A memorandum of the State Department’s Office of Legal Policy, written with regard to the possible seizure of fugitive Robert Vesco (supposedly in Cuba), reached conclusions directly opposed to those of last summer’s Justice paper. “US agents,” State’s memo argued, “have no law enforcement authority in another nation unless it is the product of that nation’s consent,” and arrests by American lawmen on foreign soil without the government’s permission are “regarded as an impermissible invasion of the territorial integrity of another state.”

But whatever the legal flaws of the Justice Department position and whatever back-dancing State and the White House may have performed last summer, by December the Justice concept of globe-trotting G-men had become one of the main arguments Mr. Bush was deploying to justify the expedition against Gen. Noriega. The Panama shooting party was not complete until the general was dragged back to the United States like a conquered barbarian king marching in a Roman triumph. So far we don’t know whether, like Julius Caesar’s foe, Gallic king Vercingetorix, he will be strangled in a cellar when his captors have no more use for him.

But what we can predict, as lawyer Sofaer suggested in 1985, is that once the United States publicly asserts the right to dispatch policemen into foreign countries without the permission of their governments, those countries can just as easily send their own cops here. If American religious groups smuggle Bibles into Cuba, for instance, why can’t Mr. Castro send agents into the United States, without permission from Washington or the states, to round up the American culprits who insult the majesty of Cuba libre’s own laws? There’s no reason, and there’s nothing Washington could do to stop them short of physically throwing them out if it can catch them.

About a month before Mr. Bush’s muscle-flexing in Panama, liberal Democratic Congressman Don Edwards raised this point to Assistant Attorney General William P. Barr, author of the secret departmental memorandum. “How can we expect other nations to respect our laws if we don’t respect theirs?” Mr. Edwards asked. Mr. Barr’s rather flaccid response was to say, “I reject any notion of moral equivalency between the United States and outlaw countries.” Maybe so, but the point is (a) “outlaw countries” (whatever they are) don’t reject such equivalency, and (b) under the Justice Department doctrine, not only pariah states like Cuba but also any foreign government—that of France, Great Britain, Canada, Mexico—has just as much right to play Dick Tracy within our borders as we do within theirs. The legal, diplomatic, and political implications for the safety of law-abiding US citizens, who may or may not feel like obeying foreign laws to which they have never consented, are frightening.

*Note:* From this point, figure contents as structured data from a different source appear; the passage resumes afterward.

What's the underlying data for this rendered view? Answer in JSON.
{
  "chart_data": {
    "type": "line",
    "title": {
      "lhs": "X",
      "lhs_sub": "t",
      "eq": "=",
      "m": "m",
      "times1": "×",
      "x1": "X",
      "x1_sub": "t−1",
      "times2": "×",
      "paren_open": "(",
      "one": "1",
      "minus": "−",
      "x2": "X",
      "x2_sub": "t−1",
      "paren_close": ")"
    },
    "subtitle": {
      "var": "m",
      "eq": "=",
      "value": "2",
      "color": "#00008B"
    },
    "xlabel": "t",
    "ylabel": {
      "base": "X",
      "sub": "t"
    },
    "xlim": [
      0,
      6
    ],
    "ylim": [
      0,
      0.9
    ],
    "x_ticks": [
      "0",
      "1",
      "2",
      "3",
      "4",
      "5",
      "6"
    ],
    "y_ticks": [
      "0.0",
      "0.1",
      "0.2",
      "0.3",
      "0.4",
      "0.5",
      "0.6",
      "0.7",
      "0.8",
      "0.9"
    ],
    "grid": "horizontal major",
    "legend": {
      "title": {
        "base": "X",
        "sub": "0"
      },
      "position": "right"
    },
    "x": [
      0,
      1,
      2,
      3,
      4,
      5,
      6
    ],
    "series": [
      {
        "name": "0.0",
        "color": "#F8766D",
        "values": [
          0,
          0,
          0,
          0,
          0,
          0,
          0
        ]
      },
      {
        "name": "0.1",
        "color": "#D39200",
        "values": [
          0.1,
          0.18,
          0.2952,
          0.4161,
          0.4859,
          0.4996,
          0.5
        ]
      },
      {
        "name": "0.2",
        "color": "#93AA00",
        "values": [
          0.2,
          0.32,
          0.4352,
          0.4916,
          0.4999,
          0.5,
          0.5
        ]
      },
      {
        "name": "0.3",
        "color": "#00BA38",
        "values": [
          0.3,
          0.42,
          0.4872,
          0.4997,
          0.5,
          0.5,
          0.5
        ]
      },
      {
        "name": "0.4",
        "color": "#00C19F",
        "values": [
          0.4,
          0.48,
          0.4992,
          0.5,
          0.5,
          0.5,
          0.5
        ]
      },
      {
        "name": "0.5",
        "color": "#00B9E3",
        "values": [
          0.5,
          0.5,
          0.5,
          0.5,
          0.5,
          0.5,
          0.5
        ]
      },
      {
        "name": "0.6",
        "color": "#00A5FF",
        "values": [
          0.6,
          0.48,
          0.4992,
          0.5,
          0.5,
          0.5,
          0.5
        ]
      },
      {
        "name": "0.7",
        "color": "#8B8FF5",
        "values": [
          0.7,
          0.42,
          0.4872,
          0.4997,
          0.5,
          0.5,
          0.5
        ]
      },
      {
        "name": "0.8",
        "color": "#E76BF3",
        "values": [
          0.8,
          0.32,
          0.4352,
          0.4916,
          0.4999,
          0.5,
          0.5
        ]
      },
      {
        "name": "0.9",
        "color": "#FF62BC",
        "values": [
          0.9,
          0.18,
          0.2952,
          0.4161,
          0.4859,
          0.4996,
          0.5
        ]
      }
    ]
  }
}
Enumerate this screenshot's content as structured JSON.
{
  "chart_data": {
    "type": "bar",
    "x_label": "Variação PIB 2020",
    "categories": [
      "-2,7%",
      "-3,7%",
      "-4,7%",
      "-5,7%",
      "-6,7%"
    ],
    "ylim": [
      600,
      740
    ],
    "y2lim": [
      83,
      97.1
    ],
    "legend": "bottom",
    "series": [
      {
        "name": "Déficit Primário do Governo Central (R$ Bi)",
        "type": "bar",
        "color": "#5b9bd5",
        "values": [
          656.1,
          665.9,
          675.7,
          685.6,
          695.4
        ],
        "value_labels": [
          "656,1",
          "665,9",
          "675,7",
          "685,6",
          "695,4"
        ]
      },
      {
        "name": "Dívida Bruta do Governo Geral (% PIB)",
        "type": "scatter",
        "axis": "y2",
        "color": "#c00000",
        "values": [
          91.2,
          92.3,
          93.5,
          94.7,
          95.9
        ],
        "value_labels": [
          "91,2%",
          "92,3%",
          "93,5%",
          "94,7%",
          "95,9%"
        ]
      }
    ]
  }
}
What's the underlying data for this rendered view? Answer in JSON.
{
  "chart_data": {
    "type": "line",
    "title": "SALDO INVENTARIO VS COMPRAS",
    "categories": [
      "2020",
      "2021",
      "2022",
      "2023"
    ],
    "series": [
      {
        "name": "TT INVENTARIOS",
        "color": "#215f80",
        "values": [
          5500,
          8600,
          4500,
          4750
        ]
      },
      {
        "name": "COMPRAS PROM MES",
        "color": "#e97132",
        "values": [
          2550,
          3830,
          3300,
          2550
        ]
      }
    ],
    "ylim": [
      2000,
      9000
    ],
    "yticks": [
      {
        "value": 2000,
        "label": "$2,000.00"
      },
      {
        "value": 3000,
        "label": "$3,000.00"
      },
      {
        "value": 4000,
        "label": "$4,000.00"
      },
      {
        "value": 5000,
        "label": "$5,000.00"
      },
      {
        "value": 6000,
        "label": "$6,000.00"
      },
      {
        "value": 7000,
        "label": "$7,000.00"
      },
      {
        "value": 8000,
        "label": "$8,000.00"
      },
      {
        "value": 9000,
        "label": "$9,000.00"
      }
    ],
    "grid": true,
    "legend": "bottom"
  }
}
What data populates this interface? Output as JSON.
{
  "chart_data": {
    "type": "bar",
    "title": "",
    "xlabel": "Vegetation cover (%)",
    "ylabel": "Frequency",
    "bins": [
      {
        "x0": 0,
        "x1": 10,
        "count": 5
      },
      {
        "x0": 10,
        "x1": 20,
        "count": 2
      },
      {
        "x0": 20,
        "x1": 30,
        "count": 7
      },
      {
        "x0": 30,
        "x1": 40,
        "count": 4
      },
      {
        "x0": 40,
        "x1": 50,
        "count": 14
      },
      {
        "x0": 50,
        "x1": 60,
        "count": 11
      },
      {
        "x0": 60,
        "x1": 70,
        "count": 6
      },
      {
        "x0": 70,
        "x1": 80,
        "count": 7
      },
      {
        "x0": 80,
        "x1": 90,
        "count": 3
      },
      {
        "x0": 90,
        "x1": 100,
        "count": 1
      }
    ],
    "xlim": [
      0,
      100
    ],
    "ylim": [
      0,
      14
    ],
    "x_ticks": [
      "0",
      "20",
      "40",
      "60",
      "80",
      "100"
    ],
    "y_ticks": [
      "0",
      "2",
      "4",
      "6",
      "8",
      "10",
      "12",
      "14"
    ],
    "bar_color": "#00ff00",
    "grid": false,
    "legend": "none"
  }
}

One practical test of the effective sovereignty of a government is its ability to enforce law within its own territory. If the United States claims the power to enforce its laws in other countries’ territories, it comes dangerously close to asserting sovereignty over them. The old-fashioned word for that is “imperialism,” but today’s empires are marching under the label of “globalism,” whether economic, political, or cultural.

The globalization of law enforcement that the Justice Department has rationalized and that the Bush administration has at least implicitly adopted by putting Gen. Noriega in the dock is simply the most recent instance of the continuing globalist effort to transcend national sovereignty and identity and diminish the very concept of nationality. When nationality and its institutions have been sufficiently worn away, Americans may find that playing global policeman affords them far less security than just minding their own business.